Ancien propriétaire de la société cidricole du Dorset, Alastair Bowerman, a été ordonné à payer environ 875 000 £ de frais juridiques après avoir échoué à contester les testaments de ses parents dans le cadre d’un long différend familial. La Haute Cour a accepté que son père manquait de capacité testamentaire lors de la signature d’un testament en 1999, mais a estimé que la réclamation avait été déposée bien trop tard.
Bowerman v Bowerman s’est conclu par une importante ordonnance de frais de justice à l’encontre de l’ancien patron de l’entreprise cidricole Alastair Bowerman, à la suite d’un long différend sur l’héritage impliquant une dynastie d’agriculture et de boissons dans le Dorset.
Bowerman a été condamné à payer environ 875 000 £ de frais juridiques après avoir poursuivi ses frères sans succès concernant la répartition de la fortune familiale liée à Godlingston Manor Farm sur l’île de Purbeck.
Les intérêts commerciaux de la famille Bowerman comprenaient une activité d’eau minérale naturelle liée au domaine, tandis qu’Alastair Bowerman dirigeait autrefois Dorset Cider, qui a fait faillite l’année suivant le décès de sa mère en 2012.
Dispute centred on family wills
Le cas portait sur les testaments rédigés par John et Jean Bowerman en 1999, remplaçant des testaments antérieurs signés en 1988.
Selon le jugement Bowerman v Bowerman [2025] EWHC 2947 (Ch), examiné par l’avocate Jennifer Wiss-Carline pour l’Archive nationale de la jurisprudence, les testaments révisés ont modifié l’équilibre de l’héritage entre les trois frères.
Selon les dispositions antérieures, Alastair et son frère David devaient recevoir une provision financière plus importante, tandis que le frère Ben héritait de l’exploitation agricole de Godlingston Manor, y compris les intérêts liés à l’eau minérale de la famille.
Cependant, les testaments de 1999 accordaient à Ben une part plus importante du patrimoine restant et des actifs liés à la ferme.
Court accepts concerns over father’s capacity
Maître Julia Clark a conclu que John Bowerman manquait de capacité testamentaire lors de la signature de son testament en 1999, le 22 avril 1999.
La cour a accepté les éléments médicaux selon lesquels John souffrait d’un épisode aigu de défaillance cardiaque le même jour où le testament a été rédigé et nécessitait une admission d’urgence à l’hôpital. Le jugement a également conclu qu’il ne connaissait pas et n’approuvait pas le contenu du testament.
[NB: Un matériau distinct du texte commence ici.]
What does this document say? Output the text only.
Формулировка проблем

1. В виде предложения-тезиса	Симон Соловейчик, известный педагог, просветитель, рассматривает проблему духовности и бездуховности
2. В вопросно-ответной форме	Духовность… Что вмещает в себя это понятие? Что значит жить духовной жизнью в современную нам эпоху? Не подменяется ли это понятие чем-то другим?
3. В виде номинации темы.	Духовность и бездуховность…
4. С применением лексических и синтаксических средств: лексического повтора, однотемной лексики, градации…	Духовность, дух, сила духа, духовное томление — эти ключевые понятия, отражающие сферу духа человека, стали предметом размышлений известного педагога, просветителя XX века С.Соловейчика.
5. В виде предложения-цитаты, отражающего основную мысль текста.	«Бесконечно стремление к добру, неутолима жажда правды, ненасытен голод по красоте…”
En appliquant les principes Banks v Goodfellow établis, la cour a conclu que l’AVC grave de John et ses difficultés de communication avaient considérablement entravé sa capacité à prendre une décision testamentaire valable.
Delay proved decisive
Malgré ces conclusions, le recours d’Alastair Bowerman a finalement échoué en raison d’un retard fautif.
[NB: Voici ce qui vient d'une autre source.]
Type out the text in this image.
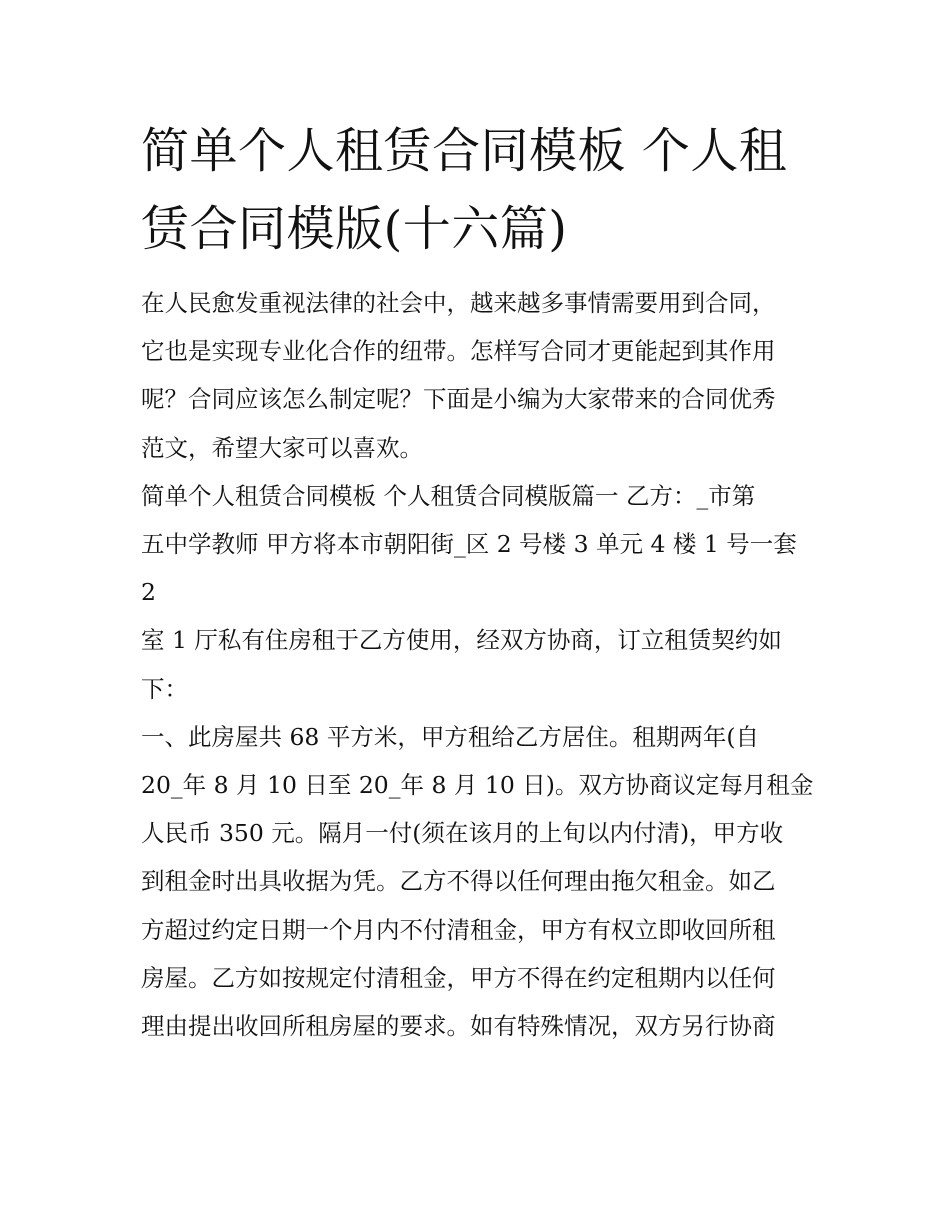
简单个人租赁合同模板 个人租
赁合同模版(十六篇)

在人民愈发重视法律的社会中，越来越多事情需要用到合同，
它也是实现专业化合作的纽带。怎样写合同才更能起到其作用
呢？合同应该怎么制定呢？下面是小编为大家带来的合同优秀
范文，希望大家可以喜欢。

简单个人租赁合同模板 个人租赁合同模版篇一 乙方：_市第
五中学教师 甲方将本市朝阳街_区 2 号楼 3 单元 4 楼 1 号一套
2

室 1 厅私有住房租于乙方使用，经双方协商，订立租赁契约如
下：

一、此房屋共 68 平方米，甲方租给乙方居住。租期两年(自
20_年 8 月 10 日至 20_年 8 月 10 日)。双方协商议定每月租金
人民币 350 元。隔月一付(须在该月的上旬以内付清)，甲方收
到租金时出具收据为凭。乙方不得以任何理由拖欠租金。如乙
方超过约定日期一个月内不付清租金，甲方有权立即收回所租
房屋。乙方如按规定付清租金，甲方不得在约定租期内以任何
理由提出收回所租房屋的要求。如有特殊情况，双方另行协商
La cour a estimé qu’il avait tardé trop longtemps avant d’intenter des procédures, attendant plus de 18 ans, malgré sa connaissance du contenu des testaments peu après leur élaboration.
Le jugement a également fait référence à une rencontre de 2004 où Bowerman a explicitement indiqué qu’il n’avait pas l’intention de contester le testament, les exécuteurs administrant ensuite l’ensemble de la succession sur cette base.
Undue influence allegations rejected
Alastair Bowerman a également soutenu que sa mère Jean avait été indûment influencée par Ben lors de la rédaction de son testament de 1999.
Cette allégation a été rejetée. Le tribunal a estimé que Jean connaissait et approuvait le contenu de son testament et que les éléments présentés, y compris des extraits de journaux écrits des années plus tard, n’établissaient pas une coercition ou une pression ayant influencé sa décision à l’époque.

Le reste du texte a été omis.